Sabre-rattling and scaremongering in equal parts this morning with O2 in the UK telling the British regulator, Ofcom, that any further imposed reductions in mobile termination rates will be to the detriment of consumers and could well mean that the poor could find themselves disenfranchised from the digital economy as inevitable price rises elsewhere would mean many would be unable to afford mobile phones at all. Martyn Warwick reports.
Ofcom is examining the levels of termination rates in the UK and is already on record as saying that they remain far too high - and now O2 is getting it's retaliation in early by saying that at one extreme "free" handset offers might disappear whilst, at the other end of the consumer spectrum, tariffs for smartphone services (such as the immensely popular iPhone, to which O2 still retains exclusive rights) "will have to rise".
The fact remains however that "free" handsets are no more free than the proverbial "free lunch". Their costs are factored-in either to post-pay tariffs or pay-as-you-go rates. Meanwhile any operator can try to hike its smartphone tariffs but when contracts come up for renewal (and remember that many of them are now for a minimum period of 18 months at least and consumers hate being locked-in to such one-sided agreements that are hedged around with punitive monetary penalties for those that decide to go elsewhere) angry subscribers who feel exploited will churn away to other networks. As we all know there is no brand loyalty in mobile telephony.

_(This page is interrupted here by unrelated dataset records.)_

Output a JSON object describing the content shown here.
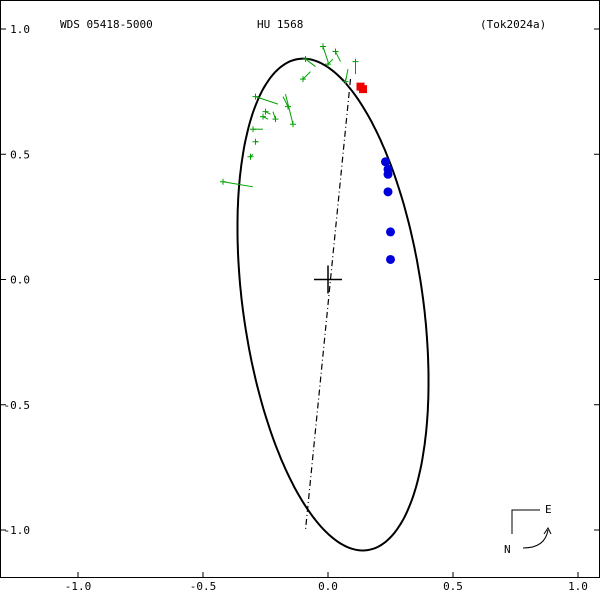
{
  "header": {
    "left": "WDS 05418-5000",
    "center": "HU 1568",
    "right": "(Tok2024a)"
  },
  "compass": {
    "east": "E",
    "north": "N"
  },
  "chart_data": {
    "type": "scatter",
    "title": "HU 1568",
    "xlim": [
      -1.0,
      1.0
    ],
    "ylim": [
      -1.0,
      1.0
    ],
    "x_ticks": [
      "-1.0",
      "-0.5",
      "0.0",
      "0.5",
      "1.0"
    ],
    "y_ticks": [
      "1.0",
      "0.5",
      "0.0",
      "-0.5",
      "-1.0"
    ],
    "x_tick_values": [
      -1.0,
      -0.5,
      0.0,
      0.5,
      1.0
    ],
    "y_tick_values": [
      1.0,
      0.5,
      0.0,
      -0.5,
      -1.0
    ],
    "orbit_ellipse": {
      "center": [
        0.02,
        -0.1
      ],
      "semi_major": 0.99,
      "semi_minor": 0.36,
      "tilt_deg": 8
    },
    "line_of_nodes": [
      [
        0.09,
        0.8
      ],
      [
        -0.09,
        -1.0
      ]
    ],
    "primary_marker": [
      0.0,
      0.0
    ],
    "green_observations": [
      {
        "obs": [
          -0.42,
          0.39
        ],
        "fit": [
          -0.3,
          0.37
        ]
      },
      {
        "obs": [
          -0.31,
          0.49
        ],
        "fit": [
          -0.3,
          0.5
        ]
      },
      {
        "obs": [
          -0.29,
          0.55
        ],
        "fit": [
          -0.28,
          0.55
        ]
      },
      {
        "obs": [
          -0.3,
          0.6
        ],
        "fit": [
          -0.26,
          0.6
        ]
      },
      {
        "obs": [
          -0.26,
          0.65
        ],
        "fit": [
          -0.24,
          0.64
        ]
      },
      {
        "obs": [
          -0.25,
          0.67
        ],
        "fit": [
          -0.23,
          0.66
        ]
      },
      {
        "obs": [
          -0.21,
          0.64
        ],
        "fit": [
          -0.22,
          0.67
        ]
      },
      {
        "obs": [
          -0.29,
          0.73
        ],
        "fit": [
          -0.2,
          0.7
        ]
      },
      {
        "obs": [
          -0.16,
          0.69
        ],
        "fit": [
          -0.18,
          0.73
        ]
      },
      {
        "obs": [
          -0.14,
          0.62
        ],
        "fit": [
          -0.17,
          0.74
        ]
      },
      {
        "obs": [
          -0.1,
          0.8
        ],
        "fit": [
          -0.07,
          0.83
        ]
      },
      {
        "obs": [
          -0.09,
          0.88
        ],
        "fit": [
          -0.05,
          0.85
        ]
      },
      {
        "obs": [
          -0.02,
          0.93
        ],
        "fit": [
          0.0,
          0.87
        ]
      },
      {
        "obs": [
          0.0,
          0.86
        ],
        "fit": [
          0.02,
          0.88
        ]
      },
      {
        "obs": [
          0.03,
          0.91
        ],
        "fit": [
          0.05,
          0.87
        ]
      },
      {
        "obs": [
          0.11,
          0.87
        ],
        "fit": [
          0.11,
          0.82
        ]
      },
      {
        "obs": [
          0.07,
          0.79
        ],
        "fit": [
          0.08,
          0.84
        ]
      }
    ],
    "blue_points": [
      [
        0.23,
        0.47
      ],
      [
        0.24,
        0.44
      ],
      [
        0.24,
        0.42
      ],
      [
        0.24,
        0.35
      ],
      [
        0.25,
        0.19
      ],
      [
        0.25,
        0.08
      ]
    ],
    "red_points": [
      [
        0.13,
        0.77
      ],
      [
        0.14,
        0.76
      ]
    ],
    "colors": {
      "orbit": "#000000",
      "green": "#00a000",
      "blue": "#0000dd",
      "red": "#ee0000"
    }
  }
}
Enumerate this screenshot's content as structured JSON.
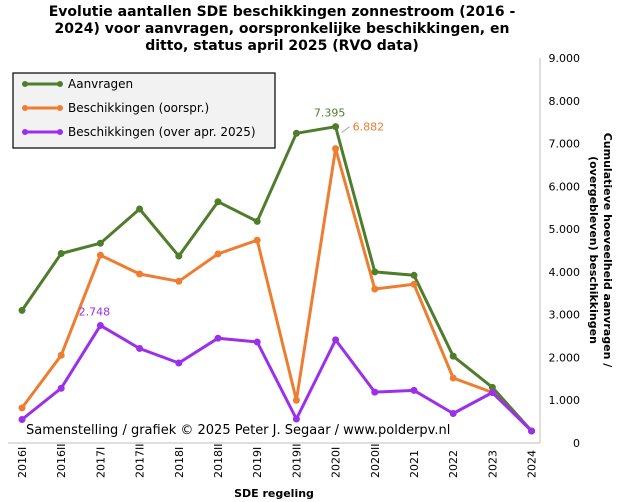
{
  "chart_data": {
    "type": "line",
    "title_lines": [
      "Evolutie aantallen SDE beschikkingen zonnestroom (2016 -",
      "2024) voor aanvragen, oorspronkelijke beschikkingen, en",
      "ditto, status april 2025 (RVO data)"
    ],
    "xlabel": "SDE regeling",
    "ylabel_lines": [
      "Cumulatieve hoeveelheid aanvragen /",
      "(overgebleven) beschikkingen"
    ],
    "categories": [
      "2016I",
      "2016II",
      "2017I",
      "2017II",
      "2018I",
      "2018II",
      "2019I",
      "2019II",
      "2020I",
      "2020II",
      "2021",
      "2022",
      "2023",
      "2024"
    ],
    "ylim": [
      0,
      9000
    ],
    "yticks": [
      "0",
      "1.000",
      "2.000",
      "3.000",
      "4.000",
      "5.000",
      "6.000",
      "7.000",
      "8.000",
      "9.000"
    ],
    "series": [
      {
        "name": "Aanvragen",
        "color": "#4f7d2c",
        "values": [
          3100,
          4430,
          4670,
          5470,
          4370,
          5640,
          5180,
          7240,
          7395,
          4000,
          3920,
          2030,
          1300,
          280
        ]
      },
      {
        "name": "Beschikkingen (oorspr.)",
        "color": "#ed7d31",
        "values": [
          820,
          2050,
          4390,
          3950,
          3780,
          4420,
          4740,
          1000,
          6882,
          3600,
          3710,
          1520,
          1180,
          280
        ]
      },
      {
        "name": "Beschikkingen (over apr. 2025)",
        "color": "#9b30e8",
        "values": [
          550,
          1280,
          2748,
          2210,
          1870,
          2450,
          2360,
          560,
          2410,
          1190,
          1230,
          690,
          1180,
          280
        ]
      }
    ],
    "annotations": [
      {
        "text": "7.395",
        "series": 0,
        "index": 8,
        "color": "#4f7d2c"
      },
      {
        "text": "6.882",
        "series": 1,
        "index": 8,
        "color": "#ed7d31"
      },
      {
        "text": "2.748",
        "series": 2,
        "index": 2,
        "color": "#9b30e8"
      }
    ],
    "credit": "Samenstelling  / grafiek © 2025 Peter J. Segaar / www.polderpv.nl"
  }
}
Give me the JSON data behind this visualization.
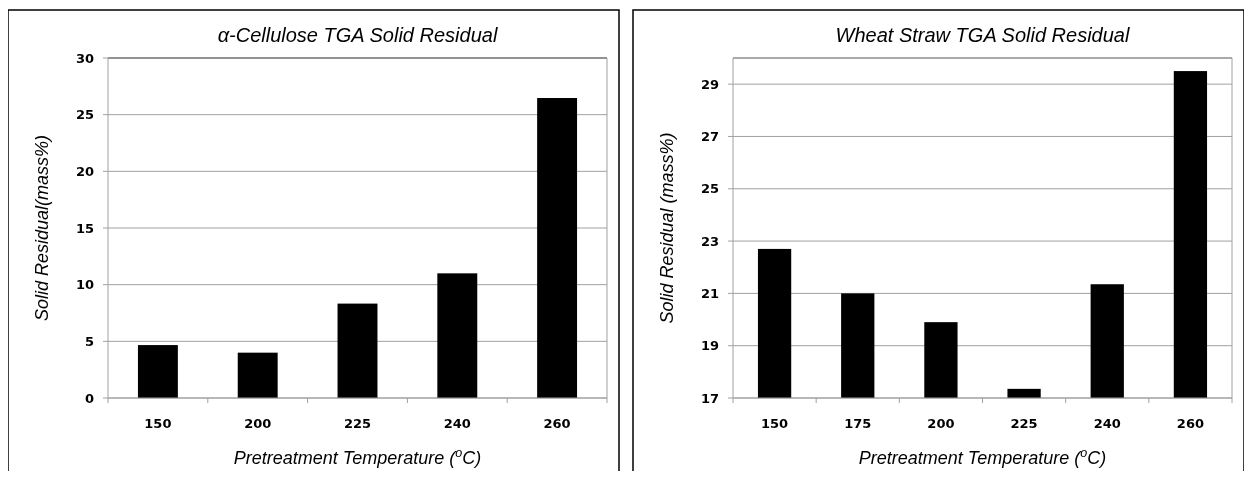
{
  "chart_data": [
    {
      "type": "bar",
      "title": "α-Cellulose TGA Solid Residual",
      "xlabel": "Pretreatment Temperature ($^{o}$C)",
      "ylabel": "Solid Residual(mass%)",
      "categories": [
        "150",
        "200",
        "225",
        "240",
        "260"
      ],
      "values": [
        4.67,
        4.0,
        8.33,
        11.0,
        26.47
      ],
      "color": "#000000",
      "ylim": [
        0,
        30
      ],
      "yticks": [
        0,
        5,
        10,
        15,
        20,
        25,
        30
      ],
      "grid": "y"
    },
    {
      "type": "bar",
      "title": "Wheat Straw TGA Solid Residual",
      "xlabel": "Pretreatment Temperature ($^{o}$C)",
      "ylabel": "Solid Residual (mass%)",
      "categories": [
        "150",
        "175",
        "200",
        "225",
        "240",
        "260"
      ],
      "values": [
        22.7,
        21.0,
        19.9,
        17.35,
        21.35,
        29.5
      ],
      "color": "#000000",
      "ylim": [
        17,
        30
      ],
      "yticks": [
        17,
        19,
        21,
        23,
        25,
        27,
        29
      ],
      "grid": "y"
    }
  ]
}
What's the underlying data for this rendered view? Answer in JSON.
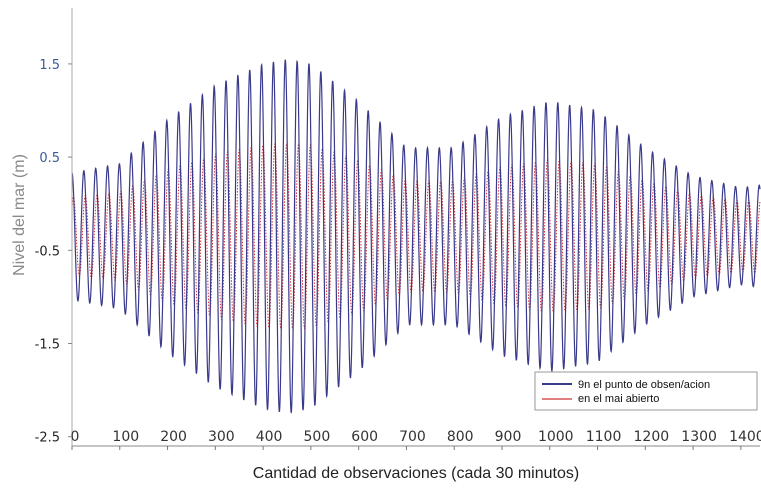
{
  "chart_data": {
    "type": "line",
    "title": "",
    "xlabel": "Cantidad de observaciones (cada 30 minutos)",
    "ylabel": "Nivel del mar (m)",
    "xlim": [
      0,
      1440
    ],
    "ylim": [
      -2.6,
      2.1
    ],
    "x_ticks": [
      0,
      100,
      200,
      300,
      400,
      500,
      600,
      700,
      800,
      900,
      1000,
      1100,
      1200,
      1300,
      1400
    ],
    "y_ticks": [
      -2.5,
      -1.5,
      -0.5,
      0.5,
      1.5
    ],
    "x_tick_labels": [
      "0",
      "100",
      "200",
      "300",
      "400",
      "500",
      "600",
      "700",
      "800",
      "900",
      "1000",
      "1100",
      "1200",
      "1300",
      "1400"
    ],
    "y_tick_labels": [
      "-2.5",
      "-1.5",
      "-0.5",
      "0.5",
      "1.5"
    ],
    "grid": false,
    "legend_position": "bottom-right",
    "series": [
      {
        "name": "9n el punto de obsen/acion",
        "color": "#3a3a8c",
        "style": "solid",
        "description_values": {
          "period_obs": 24.8,
          "envelope_x": [
            0,
            100,
            200,
            300,
            400,
            450,
            500,
            600,
            700,
            800,
            900,
            1000,
            1100,
            1200,
            1300,
            1400,
            1440
          ],
          "envelope_amp": [
            0.68,
            0.78,
            1.25,
            1.62,
            1.85,
            1.9,
            1.85,
            1.45,
            0.95,
            0.95,
            1.28,
            1.45,
            1.35,
            0.95,
            0.65,
            0.52,
            0.55
          ],
          "mean": -0.35
        }
      },
      {
        "name": "en el mai abierto",
        "color": "#cc3333",
        "style": "dotted",
        "description_values": {
          "period_obs": 24.8,
          "phase_shift_obs": 3,
          "envelope_x": [
            0,
            100,
            200,
            300,
            400,
            450,
            500,
            600,
            700,
            800,
            900,
            1000,
            1100,
            1200,
            1300,
            1400,
            1440
          ],
          "envelope_amp": [
            0.42,
            0.48,
            0.72,
            0.88,
            0.98,
            1.0,
            0.98,
            0.82,
            0.6,
            0.6,
            0.75,
            0.82,
            0.78,
            0.6,
            0.45,
            0.38,
            0.4
          ],
          "mean": -0.35
        }
      }
    ]
  }
}
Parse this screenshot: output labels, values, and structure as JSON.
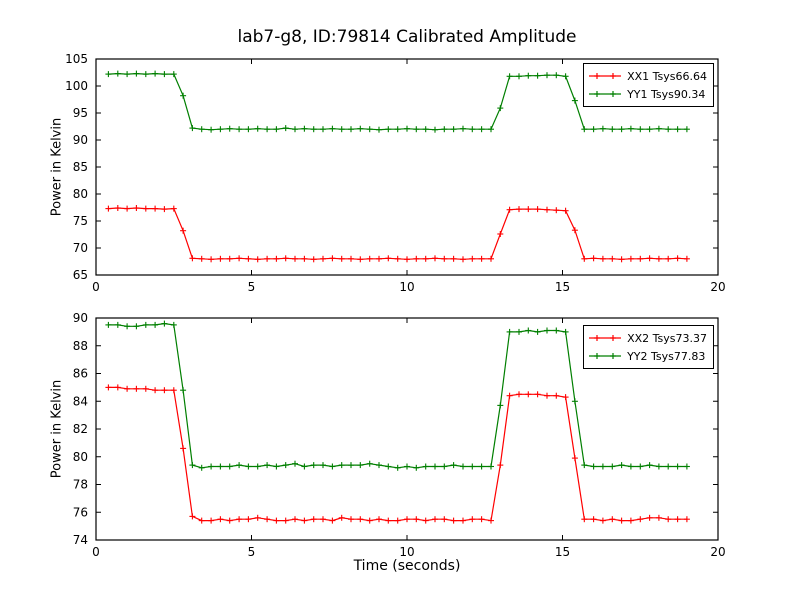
{
  "title": "lab7-g8, ID:79814 Calibrated Amplitude",
  "colors": {
    "red": "#ff0000",
    "green": "#007f00",
    "frame": "#000000",
    "background": "#ffffff"
  },
  "chart_data": [
    {
      "type": "line",
      "subplot": "top",
      "ylabel": "Power in Kelvin",
      "xlabel": "",
      "xlim": [
        0,
        20
      ],
      "ylim": [
        65,
        105
      ],
      "xticks": [
        0,
        5,
        10,
        15,
        20
      ],
      "yticks": [
        65,
        70,
        75,
        80,
        85,
        90,
        95,
        100,
        105
      ],
      "grid": false,
      "legend_position": "upper right",
      "x": [
        0.4,
        0.7,
        1.0,
        1.3,
        1.6,
        1.9,
        2.2,
        2.5,
        2.8,
        3.1,
        3.4,
        3.7,
        4.0,
        4.3,
        4.6,
        4.9,
        5.2,
        5.5,
        5.8,
        6.1,
        6.4,
        6.7,
        7.0,
        7.3,
        7.6,
        7.9,
        8.2,
        8.5,
        8.8,
        9.1,
        9.4,
        9.7,
        10.0,
        10.3,
        10.6,
        10.9,
        11.2,
        11.5,
        11.8,
        12.1,
        12.4,
        12.7,
        13.0,
        13.3,
        13.6,
        13.9,
        14.2,
        14.5,
        14.8,
        15.1,
        15.4,
        15.7,
        16.0,
        16.3,
        16.6,
        16.9,
        17.2,
        17.5,
        17.8,
        18.1,
        18.4,
        18.7,
        19.0
      ],
      "series": [
        {
          "name": "XX1",
          "label": "XX1 Tsys66.64",
          "color": "#ff0000",
          "marker": "+",
          "values": [
            77.3,
            77.4,
            77.3,
            77.4,
            77.3,
            77.3,
            77.2,
            77.3,
            73.2,
            68.1,
            68.0,
            67.9,
            68.0,
            68.0,
            68.1,
            68.0,
            67.9,
            68.0,
            68.0,
            68.1,
            68.0,
            68.0,
            67.9,
            68.0,
            68.1,
            68.0,
            68.0,
            67.9,
            68.0,
            68.0,
            68.1,
            68.0,
            67.9,
            68.0,
            68.0,
            68.1,
            68.0,
            68.0,
            67.9,
            68.0,
            68.0,
            68.0,
            72.6,
            77.1,
            77.2,
            77.2,
            77.2,
            77.1,
            77.0,
            76.9,
            73.3,
            68.0,
            68.1,
            68.0,
            68.0,
            67.9,
            68.0,
            68.0,
            68.1,
            68.0,
            68.0,
            68.1,
            68.0
          ]
        },
        {
          "name": "YY1",
          "label": "YY1 Tsys90.34",
          "color": "#007f00",
          "marker": "+",
          "values": [
            102.2,
            102.3,
            102.2,
            102.3,
            102.2,
            102.3,
            102.2,
            102.2,
            98.2,
            92.2,
            92.0,
            91.9,
            92.0,
            92.1,
            92.0,
            92.0,
            92.1,
            92.0,
            92.0,
            92.2,
            92.0,
            92.1,
            92.0,
            92.0,
            92.1,
            92.0,
            92.0,
            92.1,
            92.0,
            91.9,
            92.0,
            92.0,
            92.1,
            92.0,
            92.0,
            91.9,
            92.0,
            92.0,
            92.1,
            92.0,
            92.0,
            92.0,
            95.9,
            101.8,
            101.8,
            101.9,
            101.9,
            102.0,
            102.0,
            101.8,
            97.3,
            92.0,
            92.0,
            92.1,
            92.0,
            92.0,
            92.1,
            92.0,
            92.0,
            92.1,
            92.0,
            92.0,
            92.0
          ]
        }
      ]
    },
    {
      "type": "line",
      "subplot": "bottom",
      "ylabel": "Power in Kelvin",
      "xlabel": "Time (seconds)",
      "xlim": [
        0,
        20
      ],
      "ylim": [
        74,
        90
      ],
      "xticks": [
        0,
        5,
        10,
        15,
        20
      ],
      "yticks": [
        74,
        76,
        78,
        80,
        82,
        84,
        86,
        88,
        90
      ],
      "grid": false,
      "legend_position": "upper right",
      "x": [
        0.4,
        0.7,
        1.0,
        1.3,
        1.6,
        1.9,
        2.2,
        2.5,
        2.8,
        3.1,
        3.4,
        3.7,
        4.0,
        4.3,
        4.6,
        4.9,
        5.2,
        5.5,
        5.8,
        6.1,
        6.4,
        6.7,
        7.0,
        7.3,
        7.6,
        7.9,
        8.2,
        8.5,
        8.8,
        9.1,
        9.4,
        9.7,
        10.0,
        10.3,
        10.6,
        10.9,
        11.2,
        11.5,
        11.8,
        12.1,
        12.4,
        12.7,
        13.0,
        13.3,
        13.6,
        13.9,
        14.2,
        14.5,
        14.8,
        15.1,
        15.4,
        15.7,
        16.0,
        16.3,
        16.6,
        16.9,
        17.2,
        17.5,
        17.8,
        18.1,
        18.4,
        18.7,
        19.0
      ],
      "series": [
        {
          "name": "XX2",
          "label": "XX2 Tsys73.37",
          "color": "#ff0000",
          "marker": "+",
          "values": [
            85.0,
            85.0,
            84.9,
            84.9,
            84.9,
            84.8,
            84.8,
            84.8,
            80.6,
            75.7,
            75.4,
            75.4,
            75.5,
            75.4,
            75.5,
            75.5,
            75.6,
            75.5,
            75.4,
            75.4,
            75.5,
            75.4,
            75.5,
            75.5,
            75.4,
            75.6,
            75.5,
            75.5,
            75.4,
            75.5,
            75.4,
            75.4,
            75.5,
            75.5,
            75.4,
            75.5,
            75.5,
            75.4,
            75.4,
            75.5,
            75.5,
            75.4,
            79.4,
            84.4,
            84.5,
            84.5,
            84.5,
            84.4,
            84.4,
            84.3,
            79.9,
            75.5,
            75.5,
            75.4,
            75.5,
            75.4,
            75.4,
            75.5,
            75.6,
            75.6,
            75.5,
            75.5,
            75.5
          ]
        },
        {
          "name": "YY2",
          "label": "YY2 Tsys77.83",
          "color": "#007f00",
          "marker": "+",
          "values": [
            89.5,
            89.5,
            89.4,
            89.4,
            89.5,
            89.5,
            89.6,
            89.5,
            84.8,
            79.4,
            79.2,
            79.3,
            79.3,
            79.3,
            79.4,
            79.3,
            79.3,
            79.4,
            79.3,
            79.4,
            79.5,
            79.3,
            79.4,
            79.4,
            79.3,
            79.4,
            79.4,
            79.4,
            79.5,
            79.4,
            79.3,
            79.2,
            79.3,
            79.2,
            79.3,
            79.3,
            79.3,
            79.4,
            79.3,
            79.3,
            79.3,
            79.3,
            83.7,
            89.0,
            89.0,
            89.1,
            89.0,
            89.1,
            89.1,
            89.0,
            84.0,
            79.4,
            79.3,
            79.3,
            79.3,
            79.4,
            79.3,
            79.3,
            79.4,
            79.3,
            79.3,
            79.3,
            79.3
          ]
        }
      ]
    }
  ]
}
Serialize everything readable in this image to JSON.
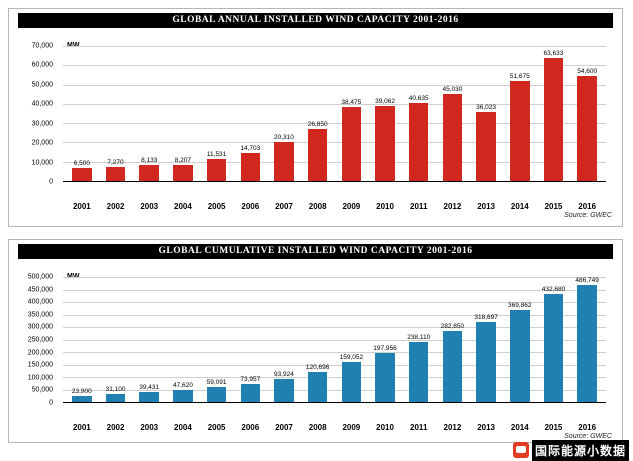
{
  "chart_data": [
    {
      "type": "bar",
      "title": "GLOBAL ANNUAL INSTALLED WIND CAPACITY 2001-2016",
      "unit": "MW",
      "source": "Source: GWEC",
      "bar_color": "#d0271e",
      "grid": true,
      "legend": "none",
      "ylim": [
        0,
        70000
      ],
      "ystep": 10000,
      "ytick_labels": [
        "0",
        "10,000",
        "20,000",
        "30,000",
        "40,000",
        "50,000",
        "60,000",
        "70,000"
      ],
      "categories": [
        "2001",
        "2002",
        "2003",
        "2004",
        "2005",
        "2006",
        "2007",
        "2008",
        "2009",
        "2010",
        "2011",
        "2012",
        "2013",
        "2014",
        "2015",
        "2016"
      ],
      "values": [
        6500,
        7270,
        8133,
        8207,
        11531,
        14703,
        20310,
        26850,
        38475,
        39062,
        40635,
        45030,
        36023,
        51675,
        63633,
        54600
      ],
      "value_labels": [
        "6,500",
        "7,270",
        "8,133",
        "8,207",
        "11,531",
        "14,703",
        "20,310",
        "26,850",
        "38,475",
        "39,062",
        "40,635",
        "45,030",
        "36,023",
        "51,675",
        "63,633",
        "54,600"
      ]
    },
    {
      "type": "bar",
      "title": "GLOBAL CUMULATIVE INSTALLED WIND CAPACITY 2001-2016",
      "unit": "MW",
      "source": "Source: GWEC",
      "bar_color": "#1f80b2",
      "grid": true,
      "legend": "none",
      "ylim": [
        0,
        500000
      ],
      "ystep": 50000,
      "ytick_labels": [
        "0",
        "50,000",
        "100,000",
        "150,000",
        "200,000",
        "250,000",
        "300,000",
        "350,000",
        "400,000",
        "450,000",
        "500,000"
      ],
      "categories": [
        "2001",
        "2002",
        "2003",
        "2004",
        "2005",
        "2006",
        "2007",
        "2008",
        "2009",
        "2010",
        "2011",
        "2012",
        "2013",
        "2014",
        "2015",
        "2016"
      ],
      "values": [
        23900,
        31100,
        39431,
        47620,
        59091,
        73957,
        93924,
        120696,
        159052,
        197956,
        238110,
        282850,
        318697,
        369862,
        432680,
        486749
      ],
      "value_labels": [
        "23,900",
        "31,100",
        "39,431",
        "47,620",
        "59,091",
        "73,957",
        "93,924",
        "120,696",
        "159,052",
        "197,956",
        "238,110",
        "282,850",
        "318,697",
        "369,862",
        "432,680",
        "486,749"
      ]
    }
  ],
  "watermark": {
    "text": "国际能源小数据"
  }
}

In the end though it will be competition, red in tooth and claw, that will sort the wheat from the chaff and all the exclusive deals and long contracts on the planet come to an end sometime - and when that happens operators judged by the public as being rapacious had best beware.
Ofcom's current price-cap regime expires in 2011. The regulator wants connection charges "drastically reduced" thereafter and is entering negotiations with telcos to come up with an agreed timetable and formula for change.